Members of the international Bat1K initiative report in Nature this week high-quality reference genomes for six bat species, providing details about a number of the animals' adaptations including ones related to longevity, echolocation, and disease resistance. The researchers combined long-read sequencing and state-of-the-art scaffolding protocols to generate the genomes of Rhinolophus ferrumequinum, Rousettus aegyptiacus, Phyllostomus discolor, Myotis myotis, Pipistrellus kuhlii, and Molossus molossus. In analyzing the genomes, they find evidence of positive selection on hearing-related genes in the ancestral branch of bats, suggesting that laryngeal echolocation was an ancestral trait in this group, and discover a basal origin for bats within the Scrotifera clade of placental mammals. Other discoveries include selection and loss of immunity-related genes and expansions of anti-viral APOBEC3 genes, as well as bat-specific variation in microRNAs, which may regulate bat-specific gene-expression programs.

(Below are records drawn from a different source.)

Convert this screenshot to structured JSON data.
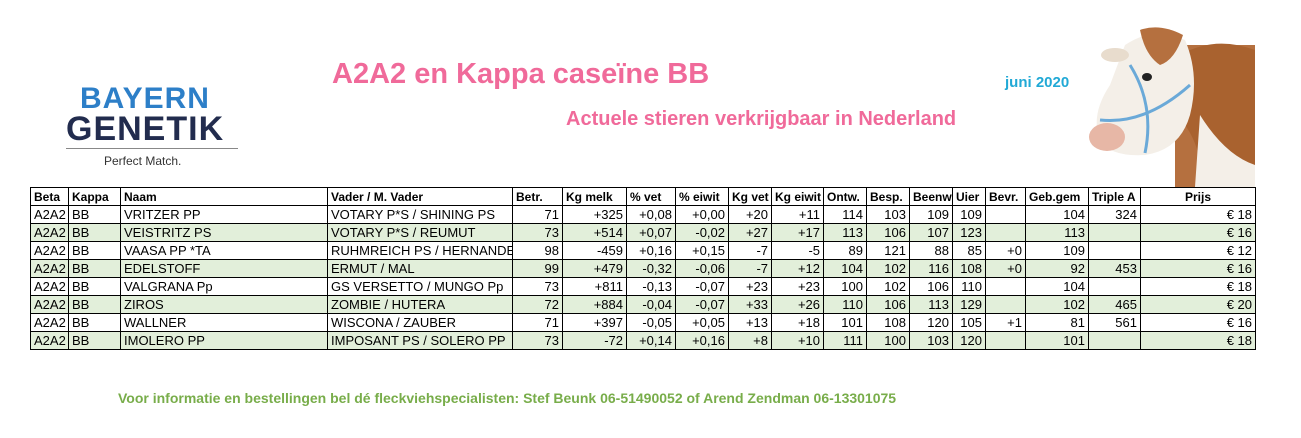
{
  "logo": {
    "line1": "BAYERN",
    "line2": "GENETIK",
    "tagline": "Perfect Match."
  },
  "header": {
    "title": "A2A2 en Kappa caseïne BB",
    "date": "juni 2020",
    "subtitle": "Actuele stieren verkrijgbaar in Nederland"
  },
  "table": {
    "columns": [
      "Beta",
      "Kappa",
      "Naam",
      "Vader / M. Vader",
      "Betr.",
      "Kg melk",
      "% vet",
      "% eiwit",
      "Kg vet",
      "Kg eiwit",
      "Ontw.",
      "Besp.",
      "Beenw",
      "Uier",
      "Bevr.",
      "Geb.gem",
      "Triple A",
      "Prijs"
    ],
    "rows": [
      [
        "A2A2",
        "BB",
        "VRITZER PP",
        "VOTARY P*S / SHINING PS",
        "71",
        "+325",
        "+0,08",
        "+0,00",
        "+20",
        "+11",
        "114",
        "103",
        "109",
        "109",
        null,
        "104",
        "324",
        "€ 18"
      ],
      [
        "A2A2",
        "BB",
        "VEISTRITZ PS",
        "VOTARY P*S / REUMUT",
        "73",
        "+514",
        "+0,07",
        "-0,02",
        "+27",
        "+17",
        "113",
        "106",
        "107",
        "123",
        null,
        "113",
        null,
        "€ 16"
      ],
      [
        "A2A2",
        "BB",
        "VAASA PP *TA",
        "RUHMREICH PS / HERNANDE",
        "98",
        "-459",
        "+0,16",
        "+0,15",
        "-7",
        "-5",
        "89",
        "121",
        "88",
        "85",
        "+0",
        "109",
        null,
        "€ 12"
      ],
      [
        "A2A2",
        "BB",
        "EDELSTOFF",
        "ERMUT / MAL",
        "99",
        "+479",
        "-0,32",
        "-0,06",
        "-7",
        "+12",
        "104",
        "102",
        "116",
        "108",
        "+0",
        "92",
        "453",
        "€ 16"
      ],
      [
        "A2A2",
        "BB",
        "VALGRANA Pp",
        "GS VERSETTO / MUNGO Pp",
        "73",
        "+811",
        "-0,13",
        "-0,07",
        "+23",
        "+23",
        "100",
        "102",
        "106",
        "110",
        null,
        "104",
        null,
        "€ 18"
      ],
      [
        "A2A2",
        "BB",
        "ZIROS",
        "ZOMBIE / HUTERA",
        "72",
        "+884",
        "-0,04",
        "-0,07",
        "+33",
        "+26",
        "110",
        "106",
        "113",
        "129",
        null,
        "102",
        "465",
        "€ 20"
      ],
      [
        "A2A2",
        "BB",
        "WALLNER",
        "WISCONA / ZAUBER",
        "71",
        "+397",
        "-0,05",
        "+0,05",
        "+13",
        "+18",
        "101",
        "108",
        "120",
        "105",
        "+1",
        "81",
        "561",
        "€ 16"
      ],
      [
        "A2A2",
        "BB",
        "IMOLERO PP",
        "IMPOSANT PS / SOLERO PP",
        "73",
        "-72",
        "+0,14",
        "+0,16",
        "+8",
        "+10",
        "111",
        "100",
        "103",
        "120",
        null,
        "101",
        null,
        "€ 18"
      ]
    ]
  },
  "footer": {
    "text": "Voor informatie en bestellingen bel dé fleckviehspecialisten: Stef Beunk 06-51490052 of Arend Zendman 06-13301075"
  }
}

A method for prioritizing cell types most responsive to biological perturbations in single-cell data is presented in Nature Biotechnology this week. Developed by scientists at the École Polytechnique Fédérale de Lausanne in Switzerland, the technique — called Augur — uses machine learning to quantify the separability of perturbed and unperturbed cells within a high-dimensional space. The investigators validate the method using single-cell RNA sequencing, chromatin accessibility, and imaging transcriptomics datasets, showing that it outperforms existing methods based on differential gene expression.
A blood test that analyzes circulating tumor DNA methylation for the early detection of cancer is reported in Nature Communications this week. Developed by scientists from Fudan University and collaborators, the test — called PanSeer — was evaluated using plasma samples from 605 asymptomatic participants in the Taizhou Longitudinal Study, 191 of whom were diagnosed with stomach, esophageal, colorectal, lung, or liver cancer up to four years later. The researchers also tested plasma samples from an additional 223 cancer patients, plus 200 primary tumor and normal tissues. They show that PanSeer could detect the different cancers in 88 percent of post-diagnosis patients with a specificity of 96 percent. PanSeer also detected cancer in 95 percent of asymptomatic individuals who were later diagnosed. The researchers state that they aim to validate PanSeer in a large prospective study of healthy individuals to establish its clinical utility.